Depois de quatro anos de guerra, a Síria se tornou centro produtor e mercado consumidor para o lucrativo negócio do contrabando. Com as forças de segurança sobrecarregadas pelo esforço bélico e pelo menos 40% do território fora do controle do Estado, os senhores da guerra lucram com o comércio de armas e, desde 2013, também com as drogas. Uma anfetamina, popularmente conhecida como Captagon (sua antiga marca comercial), tornou-se a primeira em vendas entre as substâncias ilegais. Sua produção, assim como seu consumo, aumentou vertiginosamente no país, onde os combatentes apelam a esse estimulante para resistir ao desgaste no campo de batalha.

"Em pleno fronte, um comprimido de Captagon permite aguentar até 48 horas sem comer nem dormir nem sentir frio", relata via Skype, do Norte da Síria, Abu Mazen, combatente de seus trinta e tantos anos de uma facção rebelde. "Em um confronto em Alepo meu companheiro foi ferido na perna e não sentiu nada por uma hora", diz o miliciano. Alguns soldados afirmam que, entre as forças regulares sírias, também há o consumo. "É menos habitual, mas às vezes aqueles que perderam um companheiro ou não conseguem administrar o estresse recorrem ao Captagon", diz Elias, ex-membro da Defesa Nacional Síria.

A cobiçada pílula é vendida por 12 a 55 reais a unidade, nada acessível para a paupérrima economia síria. Produzida no Ocidente nos anos sessenta, era usada como remédio para tratamento de hiperatividade e de depressão. Foi proibida nos anos oitenta por gerar dependência. Desapareceu do mercado europeu para ressurgir no Oriente Médio. Os países do Golfo se tornaram seus principais consumidores. A polícia saudita apreende 55 milhões de comprimidos por ano, cerca de 10% do total das vendas, segundo relatórios do Escritório das Nações Unidas sobre Drogas e Crimes (UNODC).

O ano de 2013 é um divisor de águas no tráfico de Captagon. A Síria emerge como exportador regional de uma variação da substância, barata e fácil de fabricar, o que fez cair em cerca de 90% a produção libanesa. As porosas fronteiras com o Líbano e com a Turquia são as rotas preferidas para sua exportação para o Golfo. "Em agosto de 2013 realizamos uma importante operação antidrogas em Bekaa (região de fronteira com a Síria), apreendendo 5 milhões de comprimidos de Captagon produzidos na Síria e escondidos em um caminhão. Vale 100 milhões de dólares (270 milhões de reais) no mercado", diz o general Ghassan Chamseddine, diretor da Unidade Antidrogas das Forças de Segurança Interior libanesas. "Antes de 2013, eram interceptadas pequenas quantidades, de 50.000 unidades. Mas nossa luta na época se concentrava no tráfico de cocaína trazida de países da América Latina e na exportação de haxixe para o Norte da África e para a Europa", acrescenta.

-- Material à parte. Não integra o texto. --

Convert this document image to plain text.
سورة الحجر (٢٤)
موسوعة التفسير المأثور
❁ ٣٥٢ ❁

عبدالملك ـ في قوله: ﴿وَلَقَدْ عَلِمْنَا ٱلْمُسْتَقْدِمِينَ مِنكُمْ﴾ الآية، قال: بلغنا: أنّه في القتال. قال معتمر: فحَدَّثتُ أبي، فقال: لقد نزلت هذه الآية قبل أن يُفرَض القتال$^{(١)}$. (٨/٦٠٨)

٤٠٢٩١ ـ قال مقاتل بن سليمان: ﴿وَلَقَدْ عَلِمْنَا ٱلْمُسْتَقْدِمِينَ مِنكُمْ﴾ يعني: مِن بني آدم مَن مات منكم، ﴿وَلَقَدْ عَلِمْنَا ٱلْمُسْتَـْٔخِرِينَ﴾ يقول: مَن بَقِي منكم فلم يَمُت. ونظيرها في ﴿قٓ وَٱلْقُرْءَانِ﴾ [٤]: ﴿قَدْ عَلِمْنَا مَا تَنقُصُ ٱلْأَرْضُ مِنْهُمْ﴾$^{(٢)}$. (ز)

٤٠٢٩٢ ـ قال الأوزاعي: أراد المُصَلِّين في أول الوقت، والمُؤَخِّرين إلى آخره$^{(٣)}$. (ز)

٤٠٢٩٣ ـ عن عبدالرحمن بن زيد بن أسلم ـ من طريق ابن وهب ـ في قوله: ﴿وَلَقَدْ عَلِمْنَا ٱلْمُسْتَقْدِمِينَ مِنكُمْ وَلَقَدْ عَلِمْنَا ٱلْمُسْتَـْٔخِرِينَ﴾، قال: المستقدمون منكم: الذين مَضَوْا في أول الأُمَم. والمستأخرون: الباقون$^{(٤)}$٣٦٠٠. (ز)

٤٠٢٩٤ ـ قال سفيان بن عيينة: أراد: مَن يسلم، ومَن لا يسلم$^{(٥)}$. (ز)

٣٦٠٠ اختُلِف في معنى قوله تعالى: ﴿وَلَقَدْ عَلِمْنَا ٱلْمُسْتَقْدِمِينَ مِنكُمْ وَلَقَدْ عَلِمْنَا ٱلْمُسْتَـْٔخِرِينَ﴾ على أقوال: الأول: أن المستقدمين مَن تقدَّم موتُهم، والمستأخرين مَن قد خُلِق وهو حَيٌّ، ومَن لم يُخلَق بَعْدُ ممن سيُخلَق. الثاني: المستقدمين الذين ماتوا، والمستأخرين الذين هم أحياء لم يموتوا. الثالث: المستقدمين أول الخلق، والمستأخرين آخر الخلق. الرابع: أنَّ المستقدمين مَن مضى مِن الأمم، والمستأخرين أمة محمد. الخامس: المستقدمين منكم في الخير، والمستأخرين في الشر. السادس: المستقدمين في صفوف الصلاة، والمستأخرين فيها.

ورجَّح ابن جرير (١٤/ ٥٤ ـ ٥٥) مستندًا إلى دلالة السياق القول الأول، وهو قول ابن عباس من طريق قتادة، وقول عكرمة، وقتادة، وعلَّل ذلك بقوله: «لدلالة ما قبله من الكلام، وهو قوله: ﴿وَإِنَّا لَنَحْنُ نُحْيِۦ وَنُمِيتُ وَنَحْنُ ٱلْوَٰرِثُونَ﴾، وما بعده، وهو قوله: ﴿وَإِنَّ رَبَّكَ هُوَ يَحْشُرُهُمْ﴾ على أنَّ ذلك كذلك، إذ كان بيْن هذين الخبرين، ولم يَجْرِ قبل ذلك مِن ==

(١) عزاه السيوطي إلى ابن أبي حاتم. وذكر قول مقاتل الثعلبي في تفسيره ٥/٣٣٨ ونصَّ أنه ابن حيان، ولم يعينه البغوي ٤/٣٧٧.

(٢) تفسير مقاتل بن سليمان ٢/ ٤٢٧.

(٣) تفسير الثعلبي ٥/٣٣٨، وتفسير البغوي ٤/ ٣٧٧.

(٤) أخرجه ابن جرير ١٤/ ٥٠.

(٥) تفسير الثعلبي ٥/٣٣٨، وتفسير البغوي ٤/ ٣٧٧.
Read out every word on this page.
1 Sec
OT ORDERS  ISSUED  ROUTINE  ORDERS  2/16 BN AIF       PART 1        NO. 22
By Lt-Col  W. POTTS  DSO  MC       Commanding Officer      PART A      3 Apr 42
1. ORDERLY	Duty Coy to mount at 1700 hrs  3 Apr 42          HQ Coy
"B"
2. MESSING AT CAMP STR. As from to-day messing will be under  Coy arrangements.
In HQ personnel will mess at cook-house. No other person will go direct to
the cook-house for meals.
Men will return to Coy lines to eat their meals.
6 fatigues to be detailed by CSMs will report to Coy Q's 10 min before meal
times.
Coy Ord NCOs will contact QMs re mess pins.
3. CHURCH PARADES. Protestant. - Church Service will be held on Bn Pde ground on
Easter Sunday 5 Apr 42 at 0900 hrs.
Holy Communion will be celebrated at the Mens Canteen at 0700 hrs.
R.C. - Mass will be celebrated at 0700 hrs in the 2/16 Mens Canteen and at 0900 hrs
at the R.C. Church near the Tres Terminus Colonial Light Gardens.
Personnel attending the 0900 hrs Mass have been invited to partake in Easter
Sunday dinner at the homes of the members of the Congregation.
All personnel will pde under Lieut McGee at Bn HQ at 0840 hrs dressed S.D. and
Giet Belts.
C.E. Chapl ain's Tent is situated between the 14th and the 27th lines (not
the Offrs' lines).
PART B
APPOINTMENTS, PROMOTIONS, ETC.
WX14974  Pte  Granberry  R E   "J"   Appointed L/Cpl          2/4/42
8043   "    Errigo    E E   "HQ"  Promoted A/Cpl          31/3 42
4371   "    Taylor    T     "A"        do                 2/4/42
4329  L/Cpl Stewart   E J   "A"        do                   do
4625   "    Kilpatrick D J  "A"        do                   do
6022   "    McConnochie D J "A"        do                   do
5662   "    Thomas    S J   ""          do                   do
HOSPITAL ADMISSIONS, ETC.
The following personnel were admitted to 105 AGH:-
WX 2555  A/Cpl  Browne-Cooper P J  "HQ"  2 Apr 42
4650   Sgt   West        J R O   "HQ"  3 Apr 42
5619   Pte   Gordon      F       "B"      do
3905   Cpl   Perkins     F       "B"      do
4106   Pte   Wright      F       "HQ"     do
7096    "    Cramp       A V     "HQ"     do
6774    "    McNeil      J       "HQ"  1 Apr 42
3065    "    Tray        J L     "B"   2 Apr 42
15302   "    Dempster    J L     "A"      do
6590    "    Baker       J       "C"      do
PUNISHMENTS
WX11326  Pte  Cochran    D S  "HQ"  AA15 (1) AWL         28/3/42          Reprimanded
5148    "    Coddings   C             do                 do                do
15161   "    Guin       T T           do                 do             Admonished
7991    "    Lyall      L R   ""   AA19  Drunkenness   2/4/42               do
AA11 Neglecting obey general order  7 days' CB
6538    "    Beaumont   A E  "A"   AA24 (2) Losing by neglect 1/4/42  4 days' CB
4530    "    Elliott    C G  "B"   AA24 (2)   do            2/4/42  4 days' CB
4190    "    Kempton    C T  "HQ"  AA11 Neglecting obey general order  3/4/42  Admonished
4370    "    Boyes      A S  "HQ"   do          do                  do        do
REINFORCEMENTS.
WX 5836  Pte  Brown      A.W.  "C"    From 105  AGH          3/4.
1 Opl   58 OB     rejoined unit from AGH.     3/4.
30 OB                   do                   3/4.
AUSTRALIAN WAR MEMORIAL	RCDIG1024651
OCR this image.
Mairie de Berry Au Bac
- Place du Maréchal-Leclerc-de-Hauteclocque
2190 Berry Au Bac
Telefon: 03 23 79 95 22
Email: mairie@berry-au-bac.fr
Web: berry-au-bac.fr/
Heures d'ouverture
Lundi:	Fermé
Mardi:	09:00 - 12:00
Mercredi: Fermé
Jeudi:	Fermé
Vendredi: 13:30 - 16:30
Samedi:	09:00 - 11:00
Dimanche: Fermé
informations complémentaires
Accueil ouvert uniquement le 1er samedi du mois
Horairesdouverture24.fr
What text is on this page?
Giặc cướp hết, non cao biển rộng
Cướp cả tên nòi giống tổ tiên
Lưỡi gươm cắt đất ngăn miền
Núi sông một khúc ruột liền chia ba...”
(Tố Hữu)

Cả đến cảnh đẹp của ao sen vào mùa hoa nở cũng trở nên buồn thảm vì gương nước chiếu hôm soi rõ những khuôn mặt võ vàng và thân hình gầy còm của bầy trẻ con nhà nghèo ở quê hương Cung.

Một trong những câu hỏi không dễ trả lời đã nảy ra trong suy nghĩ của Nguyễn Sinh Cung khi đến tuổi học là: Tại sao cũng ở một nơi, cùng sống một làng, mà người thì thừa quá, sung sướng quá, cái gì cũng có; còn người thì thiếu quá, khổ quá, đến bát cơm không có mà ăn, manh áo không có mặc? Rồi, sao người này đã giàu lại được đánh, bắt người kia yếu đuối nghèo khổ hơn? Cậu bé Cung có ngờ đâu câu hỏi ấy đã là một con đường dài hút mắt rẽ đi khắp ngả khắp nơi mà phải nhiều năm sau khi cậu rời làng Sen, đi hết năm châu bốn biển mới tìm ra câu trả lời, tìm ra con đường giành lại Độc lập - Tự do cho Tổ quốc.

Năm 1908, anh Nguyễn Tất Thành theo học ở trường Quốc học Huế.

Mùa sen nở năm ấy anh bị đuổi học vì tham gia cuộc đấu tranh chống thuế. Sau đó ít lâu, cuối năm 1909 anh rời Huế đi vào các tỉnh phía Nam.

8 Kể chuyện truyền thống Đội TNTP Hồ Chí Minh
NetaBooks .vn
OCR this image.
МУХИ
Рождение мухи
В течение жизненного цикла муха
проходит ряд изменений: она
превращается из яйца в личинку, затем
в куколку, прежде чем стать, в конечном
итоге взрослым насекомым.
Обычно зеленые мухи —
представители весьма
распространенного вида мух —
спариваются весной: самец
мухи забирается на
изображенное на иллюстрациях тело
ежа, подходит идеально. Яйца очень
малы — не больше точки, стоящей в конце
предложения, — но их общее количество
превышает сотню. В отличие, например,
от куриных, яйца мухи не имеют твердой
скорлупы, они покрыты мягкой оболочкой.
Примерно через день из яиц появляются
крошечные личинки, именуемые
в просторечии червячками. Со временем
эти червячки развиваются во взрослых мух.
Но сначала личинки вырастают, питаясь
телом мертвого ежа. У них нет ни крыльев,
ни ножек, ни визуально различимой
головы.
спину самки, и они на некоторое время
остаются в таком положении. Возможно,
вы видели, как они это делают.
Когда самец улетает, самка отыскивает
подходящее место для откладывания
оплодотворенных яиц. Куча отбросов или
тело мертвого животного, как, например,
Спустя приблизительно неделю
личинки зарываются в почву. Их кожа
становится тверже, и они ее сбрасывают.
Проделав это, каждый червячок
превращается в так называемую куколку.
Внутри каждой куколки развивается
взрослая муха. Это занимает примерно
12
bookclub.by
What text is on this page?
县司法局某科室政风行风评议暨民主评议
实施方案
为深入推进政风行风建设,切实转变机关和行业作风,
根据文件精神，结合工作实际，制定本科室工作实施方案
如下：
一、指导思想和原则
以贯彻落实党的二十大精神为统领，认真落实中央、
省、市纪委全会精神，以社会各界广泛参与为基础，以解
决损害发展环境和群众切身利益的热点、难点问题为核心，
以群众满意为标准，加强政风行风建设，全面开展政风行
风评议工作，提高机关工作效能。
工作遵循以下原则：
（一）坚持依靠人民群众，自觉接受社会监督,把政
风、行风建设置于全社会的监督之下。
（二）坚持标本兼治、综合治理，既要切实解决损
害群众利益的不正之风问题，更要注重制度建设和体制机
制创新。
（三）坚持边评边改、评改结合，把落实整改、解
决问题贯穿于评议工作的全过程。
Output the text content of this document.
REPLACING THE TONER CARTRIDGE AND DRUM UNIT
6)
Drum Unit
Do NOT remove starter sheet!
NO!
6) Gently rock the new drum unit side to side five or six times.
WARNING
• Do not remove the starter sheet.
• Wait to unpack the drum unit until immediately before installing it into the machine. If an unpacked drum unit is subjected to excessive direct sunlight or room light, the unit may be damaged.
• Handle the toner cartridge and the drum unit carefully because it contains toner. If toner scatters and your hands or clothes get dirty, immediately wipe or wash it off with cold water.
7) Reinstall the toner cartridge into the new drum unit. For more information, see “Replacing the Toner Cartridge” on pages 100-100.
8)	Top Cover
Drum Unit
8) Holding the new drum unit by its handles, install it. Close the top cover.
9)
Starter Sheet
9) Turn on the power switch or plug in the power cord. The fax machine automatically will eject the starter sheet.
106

Os senhores da guerra diversificaram suas receitas obtidas com a venda ilegal de petróleo, fazendo do narcotráfico uma importante fonte de financiamento para compensar a desvalorização da libra síria e o encarecimento das armas. Segundo dados do jornal norte-americano Christian Science Monitor, o preço do popular rifle de assalto russo AK-47 passou de cerca de 2.000 reais para mais de 4.500 reais desde o início do conflito, em março de 2011.

O consumo de anfetaminas e antidepressivos se estende também à população civil, exasperada por uma guerra sem fim. "Há boatos sobre o consumo de Captagon, mas normalmente se trata de antidepressivos ou ansiolíticos, como o Prozac. O consumo aumentou muito em Damasco, refúgio da maioria dos deslocados, portadores de graves traumas psicológicos", afirmou em novembro um voluntário de uma ONG local em Damasco.